My wife and daughters, my pets, my close friends - my hobbies (gardening, writing, music, movies, kayaking) sustain me. We get the paper only on weekends, don't watch TV - so much of what I see just makes no sense....so at 60, I try to reside where things do make sense for me.

ladjf

(17,320 posts)
10. Your solution makes total sense to me. I agree what we see is a great
Sun Apr 3, 2016, 01:53 PM
Apr 2016

deal of non-sensible behavior. I think it is the results of massive numbers of people who haven't
had the opportunity to understand connections. They are operating without adequate knowledge.

NRaleighLiberal

(60,038 posts)
11. Part of it I think is that I have high expectations of myself -
Sun Apr 3, 2016, 02:01 PM
Apr 2016

to continually learn and understand, have an open mind, but mostly, to be kind and view the world as one, a collection of individuals who all deserve a shot at happiness and success - a win-win. From my years in the corporate world, my experiences in life, there is far too much arrogance, hubris, hypocrisy. I know that each of us view the world through our own particular lens - which is in itself egotistic, in some sense. But I do draw the line at arrogance, personal wins at all cost.

ladjf

(17,320 posts)
12. Sounds like to me you are doing a good job of balancing
Sun Apr 3, 2016, 02:22 PM
Apr 2016

the interplay between your personal values and the ones you have observed in the outside World.

Binkie The Clown

(7,911 posts)
4. "forever"? I hardly think so. Perhaps a few hundred thousand years.
Sun Apr 3, 2016, 01:20 AM
Apr 2016

Maybe half a million at the outside.

I saw a graph the other day that told me as white American male of age 70 I have roughly a 50/50 chance of living to be 80. I'm learning to adjust to my own inevitable mortality. It's a little harder to adjust to the demise of the whole species. But I'm finding a certain amount of inner peace just by learning to accept what is inevitable, and find what joy I can in daily life.

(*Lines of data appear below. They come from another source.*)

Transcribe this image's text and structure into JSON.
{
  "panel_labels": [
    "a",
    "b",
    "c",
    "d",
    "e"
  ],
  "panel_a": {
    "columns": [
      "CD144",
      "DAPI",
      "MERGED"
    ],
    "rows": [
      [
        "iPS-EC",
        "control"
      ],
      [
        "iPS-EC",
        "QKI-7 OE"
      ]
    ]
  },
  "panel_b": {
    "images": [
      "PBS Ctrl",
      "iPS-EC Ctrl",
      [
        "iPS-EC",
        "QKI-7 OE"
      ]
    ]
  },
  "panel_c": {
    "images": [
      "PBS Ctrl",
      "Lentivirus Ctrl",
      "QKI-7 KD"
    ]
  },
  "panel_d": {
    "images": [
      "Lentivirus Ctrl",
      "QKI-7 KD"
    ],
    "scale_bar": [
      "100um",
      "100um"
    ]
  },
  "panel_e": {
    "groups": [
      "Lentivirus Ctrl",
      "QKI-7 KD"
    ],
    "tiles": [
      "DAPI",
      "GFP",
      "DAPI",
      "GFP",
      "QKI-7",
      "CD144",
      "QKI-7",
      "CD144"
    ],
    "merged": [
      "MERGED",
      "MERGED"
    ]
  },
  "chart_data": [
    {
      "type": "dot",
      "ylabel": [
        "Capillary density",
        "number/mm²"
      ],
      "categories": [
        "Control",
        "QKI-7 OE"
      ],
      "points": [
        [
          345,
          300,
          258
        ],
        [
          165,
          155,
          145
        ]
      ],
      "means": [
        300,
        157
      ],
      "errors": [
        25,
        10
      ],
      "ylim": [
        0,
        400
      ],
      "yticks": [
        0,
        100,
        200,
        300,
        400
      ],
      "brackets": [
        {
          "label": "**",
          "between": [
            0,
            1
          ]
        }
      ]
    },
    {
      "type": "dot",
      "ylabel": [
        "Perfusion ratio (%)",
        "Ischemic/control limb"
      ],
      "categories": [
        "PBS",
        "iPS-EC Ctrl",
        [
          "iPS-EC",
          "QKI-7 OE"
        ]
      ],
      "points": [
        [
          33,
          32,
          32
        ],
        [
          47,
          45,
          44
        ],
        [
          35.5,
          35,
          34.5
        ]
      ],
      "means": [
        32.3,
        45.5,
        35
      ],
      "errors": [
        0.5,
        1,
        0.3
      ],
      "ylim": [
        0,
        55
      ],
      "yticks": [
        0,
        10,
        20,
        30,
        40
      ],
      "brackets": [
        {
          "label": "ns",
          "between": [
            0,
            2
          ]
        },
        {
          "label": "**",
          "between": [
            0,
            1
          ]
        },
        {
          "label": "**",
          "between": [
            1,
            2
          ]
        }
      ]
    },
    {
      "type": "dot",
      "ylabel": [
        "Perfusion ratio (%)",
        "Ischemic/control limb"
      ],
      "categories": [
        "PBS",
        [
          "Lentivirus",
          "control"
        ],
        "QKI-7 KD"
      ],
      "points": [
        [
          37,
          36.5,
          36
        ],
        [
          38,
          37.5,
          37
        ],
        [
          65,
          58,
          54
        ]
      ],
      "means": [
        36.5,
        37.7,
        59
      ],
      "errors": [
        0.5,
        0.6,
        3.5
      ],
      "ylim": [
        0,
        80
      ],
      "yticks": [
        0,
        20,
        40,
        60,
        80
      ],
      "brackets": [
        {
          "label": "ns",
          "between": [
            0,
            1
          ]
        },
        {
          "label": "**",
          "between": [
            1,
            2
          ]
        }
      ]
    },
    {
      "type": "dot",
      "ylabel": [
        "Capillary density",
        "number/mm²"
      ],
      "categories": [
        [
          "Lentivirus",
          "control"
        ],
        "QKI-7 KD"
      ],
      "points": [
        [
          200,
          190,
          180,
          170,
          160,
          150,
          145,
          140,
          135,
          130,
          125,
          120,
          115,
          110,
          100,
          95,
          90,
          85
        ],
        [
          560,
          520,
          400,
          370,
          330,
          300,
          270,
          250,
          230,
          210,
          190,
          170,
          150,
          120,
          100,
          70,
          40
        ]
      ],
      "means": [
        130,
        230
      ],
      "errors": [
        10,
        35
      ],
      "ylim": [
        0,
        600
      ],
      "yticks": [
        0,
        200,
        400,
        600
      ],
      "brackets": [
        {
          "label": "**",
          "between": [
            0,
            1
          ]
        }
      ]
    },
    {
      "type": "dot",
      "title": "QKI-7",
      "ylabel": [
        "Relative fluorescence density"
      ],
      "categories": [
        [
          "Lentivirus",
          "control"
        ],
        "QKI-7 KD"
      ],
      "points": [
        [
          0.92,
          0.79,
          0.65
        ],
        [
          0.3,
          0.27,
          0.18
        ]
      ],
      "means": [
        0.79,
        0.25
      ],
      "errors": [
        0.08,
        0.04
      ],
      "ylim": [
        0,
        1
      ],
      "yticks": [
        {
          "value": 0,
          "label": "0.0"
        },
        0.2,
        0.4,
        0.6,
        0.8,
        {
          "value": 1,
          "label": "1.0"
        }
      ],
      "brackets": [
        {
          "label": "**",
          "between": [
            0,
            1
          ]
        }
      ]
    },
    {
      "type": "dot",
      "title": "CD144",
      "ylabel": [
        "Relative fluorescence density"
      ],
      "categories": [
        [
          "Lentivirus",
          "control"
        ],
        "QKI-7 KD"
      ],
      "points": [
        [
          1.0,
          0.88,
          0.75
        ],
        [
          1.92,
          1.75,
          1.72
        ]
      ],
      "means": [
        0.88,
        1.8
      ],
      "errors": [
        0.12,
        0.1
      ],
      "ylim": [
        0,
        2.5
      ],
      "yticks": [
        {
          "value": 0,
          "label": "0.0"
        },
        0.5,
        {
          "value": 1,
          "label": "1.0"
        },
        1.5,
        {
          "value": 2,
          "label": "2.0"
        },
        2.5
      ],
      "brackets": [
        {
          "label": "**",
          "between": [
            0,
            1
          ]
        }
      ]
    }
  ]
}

A man traveling across a field encountered a tiger. He fled, the tiger after him. Coming to a precipice, he caught hold of the root of a wild vine and swung himself down over the edge. The tiger sniffed at him from above. Trembling, the man looked down to where, far below, another tiger was waiting to eat him. Only the vine sustained him.

Two mice, one white and one black, little by little started to gnaw away the vine. The man saw a luscious strawberry near him. Grasping the vine with one hand, he plucked the strawberry with the other. How sweet it tasted!